Our study has several limitations. Nonrandom assignment to treatment groups may have resulted in imbalances in the groups. Specific patient characteristics, such as hemodynamic status at presentation, may have influenced treatment selection. The retrospective data collection limited the ability to characterize the patients fully. The small sample size renders the study underpowered, perhaps resulting in type II errors. Because of the exploratory nature of this study, we considered many potentially important predictors of outcomes. Because of the number of comparisons, the difference between the groups found may be due to chance.
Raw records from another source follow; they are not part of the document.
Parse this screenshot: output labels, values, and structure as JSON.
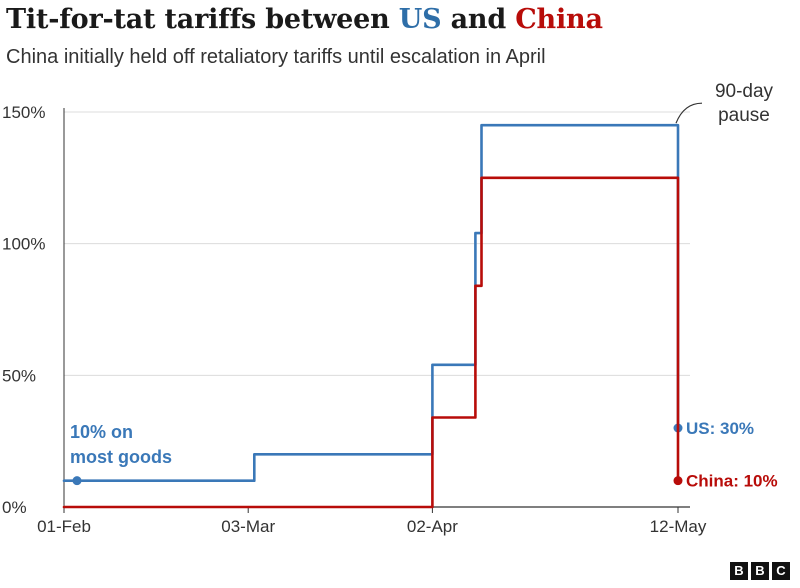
{
  "header": {
    "title_prefix": "Tit-for-tat tariffs between ",
    "title_us": "US",
    "title_and": " and ",
    "title_china": "China",
    "subtitle": "China initially held off retaliatory tariffs until escalation in April"
  },
  "colors": {
    "us": "#3a78b8",
    "china": "#b80c09",
    "grid": "#dcdcdc",
    "axis": "#333333"
  },
  "chart_data": {
    "type": "line",
    "title": "Tit-for-tat tariffs between US and China",
    "subtitle": "China initially held off retaliatory tariffs until escalation in April",
    "x_ticks": [
      "01-Feb",
      "03-Mar",
      "02-Apr",
      "12-May"
    ],
    "x_range": [
      "2025-02-01",
      "2025-05-12"
    ],
    "y_ticks": [
      "0%",
      "50%",
      "100%",
      "150%"
    ],
    "ylim": [
      0,
      150
    ],
    "grid": "horizontal",
    "series": [
      {
        "name": "US",
        "color": "#3a78b8",
        "points": [
          {
            "date": "2025-02-01",
            "value": 10
          },
          {
            "date": "2025-03-04",
            "value": 10
          },
          {
            "date": "2025-03-04",
            "value": 20
          },
          {
            "date": "2025-04-02",
            "value": 20
          },
          {
            "date": "2025-04-02",
            "value": 54
          },
          {
            "date": "2025-04-09",
            "value": 54
          },
          {
            "date": "2025-04-09",
            "value": 104
          },
          {
            "date": "2025-04-10",
            "value": 104
          },
          {
            "date": "2025-04-10",
            "value": 145
          },
          {
            "date": "2025-05-12",
            "value": 145
          },
          {
            "date": "2025-05-12",
            "value": 30
          }
        ],
        "end_label": "US: 30%"
      },
      {
        "name": "China",
        "color": "#b80c09",
        "points": [
          {
            "date": "2025-02-01",
            "value": 0
          },
          {
            "date": "2025-04-02",
            "value": 0
          },
          {
            "date": "2025-04-02",
            "value": 34
          },
          {
            "date": "2025-04-09",
            "value": 34
          },
          {
            "date": "2025-04-09",
            "value": 84
          },
          {
            "date": "2025-04-10",
            "value": 84
          },
          {
            "date": "2025-04-10",
            "value": 125
          },
          {
            "date": "2025-05-12",
            "value": 125
          },
          {
            "date": "2025-05-12",
            "value": 10
          }
        ],
        "end_label": "China: 10%"
      }
    ],
    "annotations": [
      {
        "id": "start",
        "text_lines": [
          "10% on",
          "most goods"
        ],
        "date": "2025-02-01",
        "value": 10,
        "color": "#3a78b8"
      },
      {
        "id": "pause",
        "text_lines": [
          "90-day",
          "pause"
        ],
        "date": "2025-05-12",
        "value": 145,
        "color": "#333333"
      }
    ]
  },
  "footer": {
    "logo_letters": [
      "B",
      "B",
      "C"
    ]
  }
}
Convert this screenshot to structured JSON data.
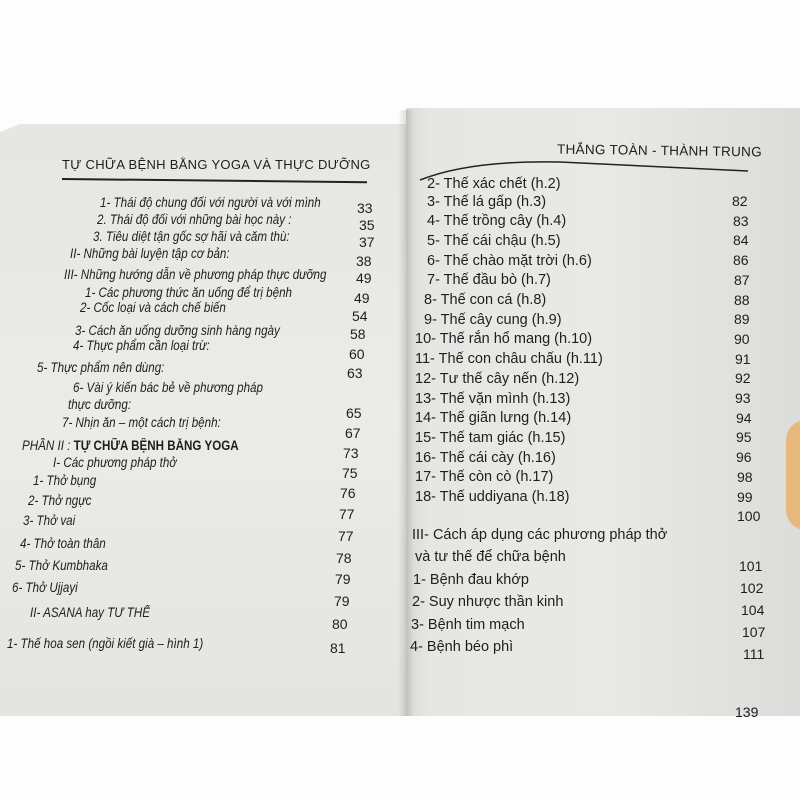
{
  "left_page": {
    "header": "TỰ CHỮA BỆNH BẰNG YOGA VÀ THỰC DƯỠNG",
    "entries": [
      {
        "text": "1- Thái độ chung đối với người và với mình",
        "page": "33"
      },
      {
        "text": "2. Thái độ đối với những bài học này :",
        "page": "35"
      },
      {
        "text": "3. Tiêu diệt tận gốc sợ hãi và căm thù:",
        "page": "37"
      },
      {
        "text": "II-  Những bài luyện tập cơ bản:",
        "page": "38"
      },
      {
        "text": "III-  Những hướng dẫn về phương pháp thực dưỡng",
        "page": "49"
      },
      {
        "text": "1- Các phương thức ăn uống để trị bệnh",
        "page": "49"
      },
      {
        "text": "2- Cốc loại và cách chế biến",
        "page": "54"
      },
      {
        "text": "3- Cách ăn uống dưỡng sinh hàng ngày",
        "page": "58"
      },
      {
        "text": "4- Thực phẩm cần loại trừ:",
        "page": "60"
      },
      {
        "text": "5- Thực phẩm nên dùng:",
        "page": "63"
      },
      {
        "text": "6- Vài ý kiến bác bẻ về phương pháp",
        "page": ""
      },
      {
        "text": "thực dưỡng:",
        "page": "65"
      },
      {
        "text": "7- Nhịn ăn – một cách trị bệnh:",
        "page": "67"
      },
      {
        "text_prefix": "PHẦN II : ",
        "text": "TỰ CHỮA BỆNH BẰNG YOGA",
        "page": "73"
      },
      {
        "text": "I- Các phương pháp thở",
        "page": "75"
      },
      {
        "text": "1-  Thở bụng",
        "page": "76"
      },
      {
        "text": "2-  Thở ngực",
        "page": "77"
      },
      {
        "text": "3-  Thở vai",
        "page": "77"
      },
      {
        "text": "4-  Thở toàn thân",
        "page": "78"
      },
      {
        "text": "5-  Thở Kumbhaka",
        "page": "79"
      },
      {
        "text": "6-  Thở Ujjayi",
        "page": "79"
      },
      {
        "text": "II- ASANA hay TƯ THẾ",
        "page": "80"
      },
      {
        "text": "1-  Thế hoa sen (ngồi kiết già – hình 1)",
        "page": "81"
      }
    ]
  },
  "right_page": {
    "header": "THẮNG TOÀN - THÀNH TRUNG",
    "entries": [
      {
        "text": "2-  Thế xác chết (h.2)",
        "page": ""
      },
      {
        "text": "3-  Thế lá gấp (h.3)",
        "page": "82"
      },
      {
        "text": "4-  Thế trồng cây (h.4)",
        "page": "83"
      },
      {
        "text": "5-  Thế cái chậu (h.5)",
        "page": "84"
      },
      {
        "text": "6-  Thế chào mặt trời (h.6)",
        "page": "86"
      },
      {
        "text": "7-  Thế đầu bò (h.7)",
        "page": "87"
      },
      {
        "text": "8-  Thế con cá (h.8)",
        "page": "88"
      },
      {
        "text": "9-  Thế cây cung (h.9)",
        "page": "89"
      },
      {
        "text": "10-  Thế rắn hổ mang (h.10)",
        "page": "90"
      },
      {
        "text": "11-  Thế con châu chấu (h.11)",
        "page": "91"
      },
      {
        "text": "12-  Tư thế cây nến (h.12)",
        "page": "92"
      },
      {
        "text": "13-  Thế vặn mình (h.13)",
        "page": "93"
      },
      {
        "text": "14-  Thế giãn lưng (h.14)",
        "page": "94"
      },
      {
        "text": "15-  Thế tam giác (h.15)",
        "page": "95"
      },
      {
        "text": "16-  Thế cái cày (h.16)",
        "page": "96"
      },
      {
        "text": "17-  Thế còn cò (h.17)",
        "page": "98"
      },
      {
        "text": "18-  Thế uddiyana (h.18)",
        "page": "99"
      },
      {
        "text": "III- Cách áp dụng các phương pháp thở",
        "page": "100"
      },
      {
        "text": "và tư thế để chữa bệnh",
        "page": ""
      },
      {
        "text": "1-   Bệnh đau khớp",
        "page": "101"
      },
      {
        "text": "2-  Suy nhược thần kinh",
        "page": "102"
      },
      {
        "text": "3-  Bệnh tim mạch",
        "page": "104"
      },
      {
        "text": "4-  Bệnh béo phì",
        "page": "107"
      },
      {
        "text": "",
        "page": "111"
      }
    ],
    "page_number": "139"
  }
}
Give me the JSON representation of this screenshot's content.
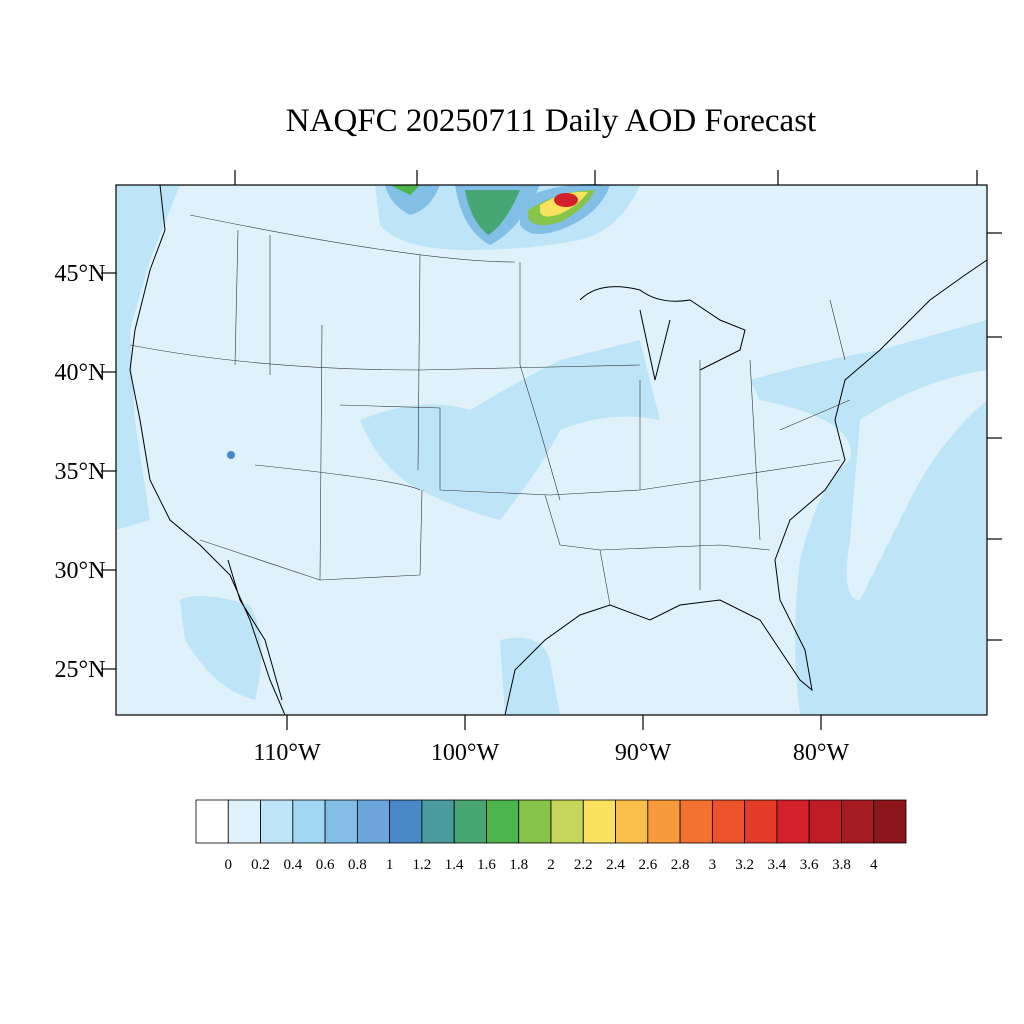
{
  "title": "NAQFC 20250711 Daily AOD Forecast",
  "lat_labels": [
    "45°N",
    "40°N",
    "35°N",
    "30°N",
    "25°N"
  ],
  "lon_labels": [
    "110°W",
    "100°W",
    "90°W",
    "80°W"
  ],
  "colorbar": {
    "levels": [
      0,
      0.2,
      0.4,
      0.6,
      0.8,
      1,
      1.2,
      1.4,
      1.6,
      1.8,
      2,
      2.2,
      2.4,
      2.6,
      2.8,
      3,
      3.2,
      3.4,
      3.6,
      3.8,
      4
    ],
    "colors": [
      "#ffffff",
      "#dff2fb",
      "#bee5f7",
      "#a0d7f2",
      "#82bfe6",
      "#6aa6da",
      "#4a88c8",
      "#4a9a9e",
      "#48a674",
      "#4bb54b",
      "#86c44a",
      "#c5d65a",
      "#f8e25e",
      "#f9bf4a",
      "#f79a3e",
      "#f47230",
      "#ec532a",
      "#e23b27",
      "#d4202a",
      "#be1c26",
      "#a61a22",
      "#8c1619"
    ]
  }
}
A multiinstitutional prospective randomized study of RSE patients could examine efficacy, complication rates, and mortality. Design questions to be addressed include (a) which RSE agents should be compared; (b) what should be the titration goal, electrographic seizure elimination or burst suppression/suppression; and (c) which prespecified subgroup analyses must be considered when calculating the sample size. Because patient age, underlying etiology (acute CNS, acute non-CNS, and remote symptomatic), and disease severity all affect survival, any planned study would need to consider if one agent is superior in any particular subgroup. In considering a prospective trial with alpha set at 0.05 and beta at 0.2 (80% power) to detect a clinically meaningful difference in mortality rate of ∼40%, 56 patients, 28 in each group, would be needed for the primary outcome, and additional patients would be needed for planned subgroup analyses. Although both propofol and midazolam cost ∼$500 a day, other costs such as number of ICU days and number of days on ventilator may be important to consider in assessing the cost–benefit analysis of RSE therapy.